This article describes how to link different data sets together in a single document. This allows users to crosstab questions from two different data files, provided those files have a data file relationship that tells Displayr how the observations relate to each other.
This works the same way as if you merged your data files by appending the variables from the second data set to the first one by matching on record id, for example. It is not, however, a substitute for analyzing wave on wave data whereby your data files need to be merged into a single data set by adding cases.
- At least 2 data sets loaded in Displayr in your Data Sets tree that share common records.
- A variable in both files which contains the same type of data (text, categorical, dates, etc.) and has some values which match.
1. Select any data source folder name in your Data Sets tree.
2. In the object inspector click Edit relationships. This dialog will show a list of the current data file relationships.
3. Click New to add a new relationship.
4. Select the names of each data set to link.
5. Set the variable that appears in both data sets to match on.
6. Select the appropriate Relationship type.
- One to one is where each single value in the left variable matches exactly to a single value in the right variable.
- One to many is where a single value in the left variable matches multiple values in the right variable, for example, a stacked file.
- Many to one is where multiple values in the left variable match a single value in the right variable. This is the same type of relationship as one to many, with left and right sides swapped.
- Many to many is where multiple values in the left variable match multiple values in the right variable, resulting in Data Fusion.
7. Choose what to do When a value is not found in the other data file.

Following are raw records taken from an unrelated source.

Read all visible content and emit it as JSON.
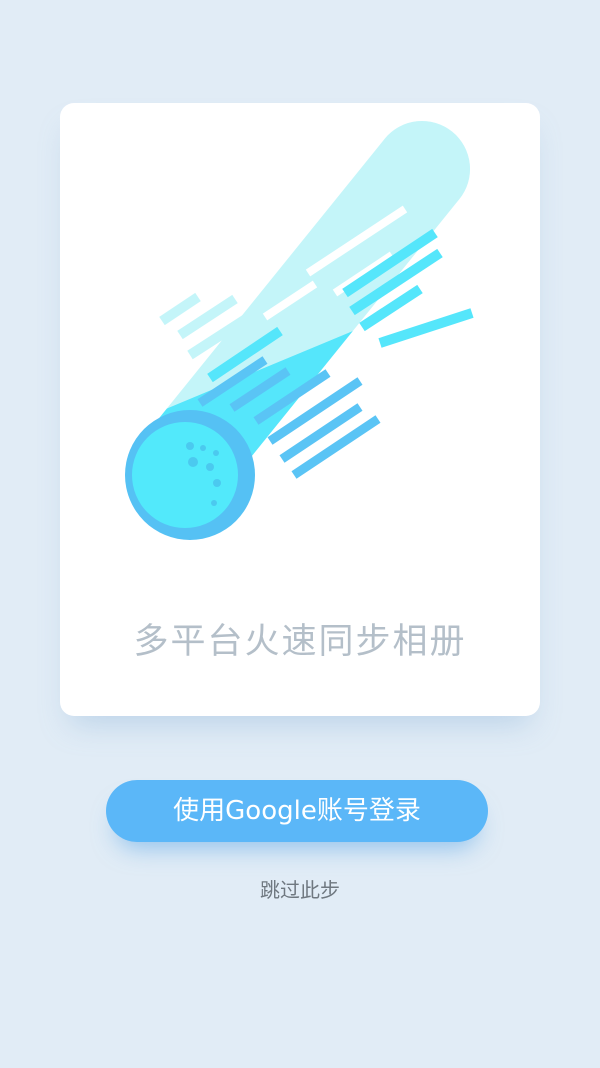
{
  "card": {
    "illustration_icon": "meteor-icon",
    "tagline": "多平台火速同步相册"
  },
  "actions": {
    "login_label": "使用Google账号登录",
    "skip_label": "跳过此步"
  },
  "colors": {
    "background": "#e1ecf6",
    "card": "#ffffff",
    "primary_button": "#5bb7f8",
    "tagline_text": "#b4bfc9",
    "meteor_head": "#52e9fb",
    "meteor_tail_light": "#bff6f9",
    "meteor_tail_dark": "#55c1f4"
  }
}
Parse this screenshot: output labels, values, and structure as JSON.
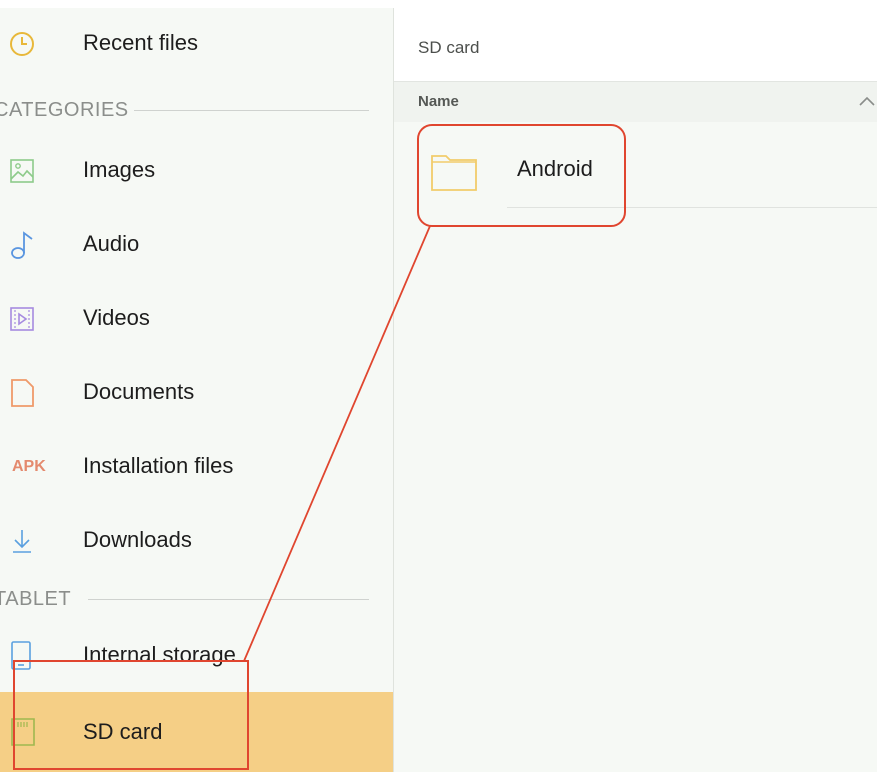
{
  "sidebar": {
    "recent": {
      "label": "Recent files",
      "icon": "clock-icon"
    },
    "categories_header": "CATEGORIES",
    "categories": [
      {
        "id": "images",
        "label": "Images",
        "icon": "image-icon"
      },
      {
        "id": "audio",
        "label": "Audio",
        "icon": "music-note-icon"
      },
      {
        "id": "videos",
        "label": "Videos",
        "icon": "video-icon"
      },
      {
        "id": "documents",
        "label": "Documents",
        "icon": "document-icon"
      },
      {
        "id": "installation",
        "label": "Installation files",
        "icon": "apk-icon",
        "icon_text": "APK"
      },
      {
        "id": "downloads",
        "label": "Downloads",
        "icon": "download-icon"
      }
    ],
    "tablet_header": "TABLET",
    "storage": [
      {
        "id": "internal",
        "label": "Internal storage",
        "icon": "tablet-icon"
      },
      {
        "id": "sdcard",
        "label": "SD card",
        "icon": "sd-card-icon",
        "selected": true
      }
    ]
  },
  "main": {
    "title": "SD card",
    "column_name": "Name",
    "sort_icon": "chevron-up-icon",
    "files": [
      {
        "name": "Android",
        "icon": "folder-icon"
      }
    ]
  },
  "colors": {
    "selected_bg": "#f5cf86",
    "annotation": "#e0462f",
    "folder": "#f2cc6b"
  }
}
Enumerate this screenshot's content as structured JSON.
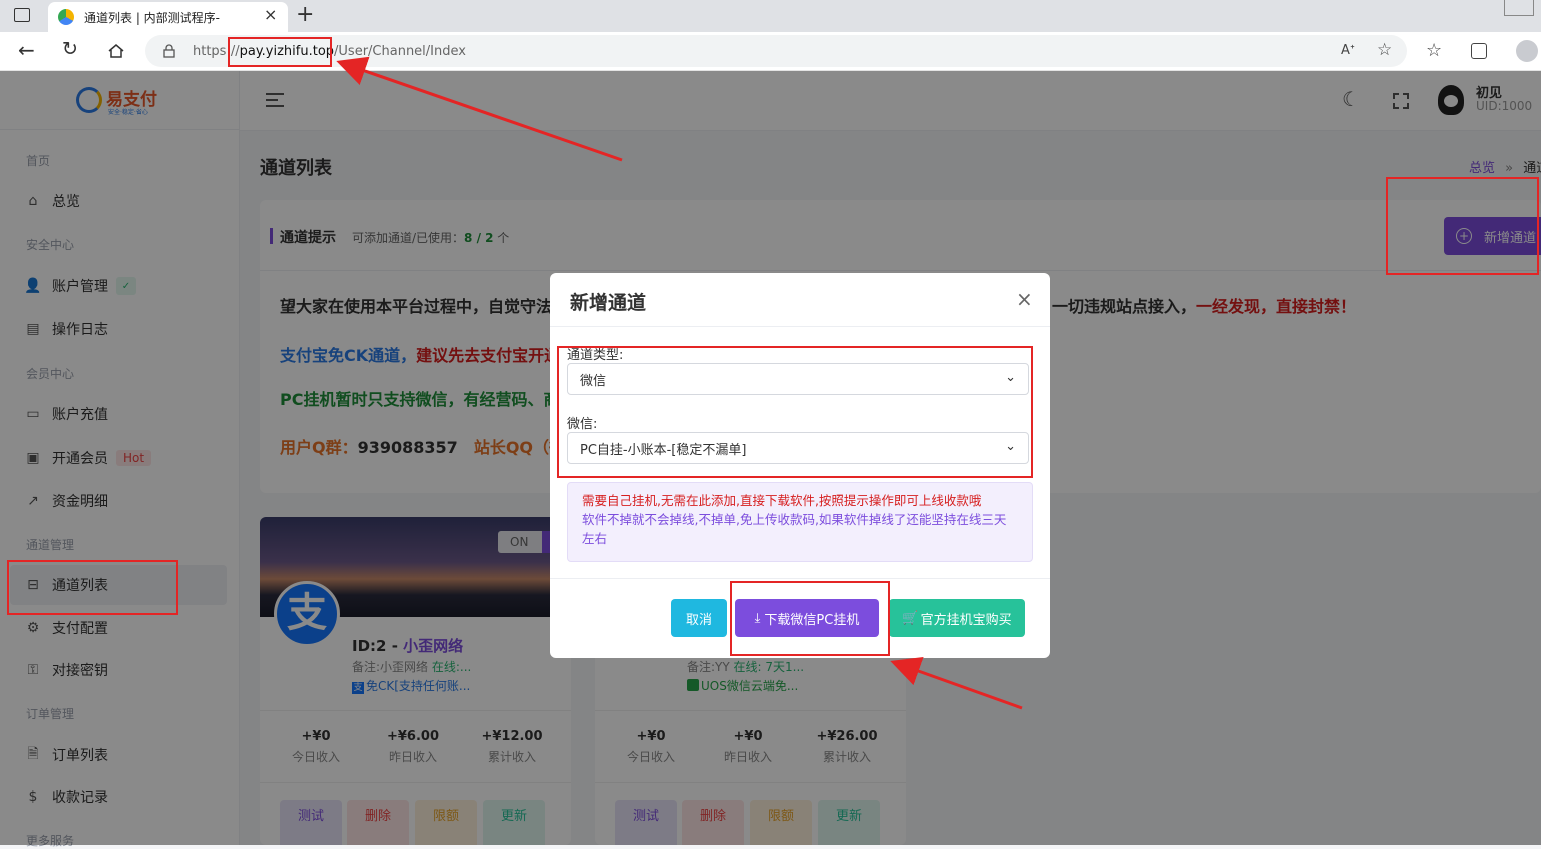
{
  "browser": {
    "tab_title": "通道列表 | 内部测试程序-",
    "url_prefix": "https://",
    "url_domain": "pay.yizhifu.top",
    "url_path": "/User/Channel/Index",
    "new_tab": "+"
  },
  "logo": {
    "text": "易支付",
    "slogan": "安全·稳定·省心"
  },
  "sidebar": {
    "sections": [
      {
        "label": "首页"
      },
      {
        "label": "安全中心"
      },
      {
        "label": "会员中心"
      },
      {
        "label": "通道管理"
      },
      {
        "label": "订单管理"
      },
      {
        "label": "更多服务"
      }
    ],
    "items": [
      {
        "label": "总览",
        "icon": "home-icon"
      },
      {
        "label": "账户管理",
        "icon": "user-icon"
      },
      {
        "label": "操作日志",
        "icon": "log-icon"
      },
      {
        "label": "账户充值",
        "icon": "wallet-icon"
      },
      {
        "label": "开通会员",
        "icon": "vip-icon",
        "badge": "Hot"
      },
      {
        "label": "资金明细",
        "icon": "chart-icon"
      },
      {
        "label": "通道列表",
        "icon": "drive-icon"
      },
      {
        "label": "支付配置",
        "icon": "settings-icon"
      },
      {
        "label": "对接密钥",
        "icon": "key-icon"
      },
      {
        "label": "订单列表",
        "icon": "file-icon"
      },
      {
        "label": "收款记录",
        "icon": "money-icon"
      }
    ]
  },
  "topbar": {
    "username": "初见",
    "uid": "UID:1000"
  },
  "page": {
    "title": "通道列表",
    "breadcrumb_home": "总览",
    "breadcrumb_sep": "»",
    "breadcrumb_current": "通道",
    "add_button": "新增通道"
  },
  "notice": {
    "title": "通道提示",
    "sub_prefix": "可添加通道/已使用：",
    "sub_count": "8 / 2",
    "sub_suffix": " 个",
    "line1_a": "望大家在使用本平台过程中，自觉守法",
    "line1_b": "一切违规站点接入，",
    "line1_c": "一经发现，直接封禁！",
    "line2_a": "支付宝免CK通道，",
    "line2_b": "建议先去支付宝开通",
    "line3": "PC挂机暂时只支持微信，有经营码、商",
    "line4_a": "用户Q群：",
    "line4_b": "939088357",
    "line4_c": "站长QQ（微"
  },
  "channel_cards": [
    {
      "switch": "ON",
      "id": "ID:2 - ",
      "name": "小歪网络",
      "note_label": "备注:小歪网络 ",
      "status": "在线:...",
      "tag": "免CK[支持任何账...",
      "stats": [
        {
          "value": "+¥0",
          "label": "今日收入"
        },
        {
          "value": "+¥6.00",
          "label": "昨日收入"
        },
        {
          "value": "+¥12.00",
          "label": "累计收入"
        }
      ],
      "actions": [
        "测试",
        "删除",
        "限额",
        "更新"
      ]
    },
    {
      "note_label": "备注:YY ",
      "status": "在线: 7天1...",
      "tag": "UOS微信云端免...",
      "stats": [
        {
          "value": "+¥0",
          "label": "今日收入"
        },
        {
          "value": "+¥0",
          "label": "昨日收入"
        },
        {
          "value": "+¥26.00",
          "label": "累计收入"
        }
      ],
      "actions": [
        "测试",
        "删除",
        "限额",
        "更新"
      ]
    }
  ],
  "modal": {
    "title": "新增通道",
    "close": "×",
    "type_label": "通道类型:",
    "type_value": "微信",
    "wechat_label": "微信:",
    "wechat_value": "PC自挂-小账本-[稳定不漏单]",
    "tip_red": "需要自己挂机,无需在此添加,直接下载软件,按照提示操作即可上线收款哦",
    "tip_purple": "软件不掉就不会掉线,不掉单,免上传收款码,如果软件掉线了还能坚持在线三天左右",
    "cancel": "取消",
    "download": "下载微信PC挂机",
    "buy": "官方挂机宝购买"
  },
  "colors": {
    "accent": "#7c4ddd",
    "cyan": "#1fb8e0",
    "green": "#27c29a",
    "red": "#e42525"
  }
}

- Exclude respondents from the matched data: If a respondent's value in the left variable cannot be found in the right variable (or the other way round), the respondent is excluded from the sample.
- Insert missing values into the matched data: If a respondent's value in the left variable cannot be found in the right variable (or the other way round), the respondent is included in the sample as missing data (NaN) rather than their actual response data.
- Show a warning message: When a respondent's value in the left variable cannot be found in the right variable (or the other way round), a warning is shown and you will not be able to proceed until you either fix the data or come back to this screen and select another option.
8. OPTIONAL: If matching on a date variable, you can group dates under Match dates that fall in the same according to year, month, week or day.
9. When the relationship between the files is Many to many, you may choose which data file is the Recipient.
10. Press OK to save the relationship.
11. OPTIONAL: To delete a relationship, move the mouse over the relationship, and then click on the Delete button which appears to the right.
12. OPTIONAL: To edit a relationship, move the mouse over the relationship, and then click on the Edit button which appears to the right.
13. Press OK to return to your document.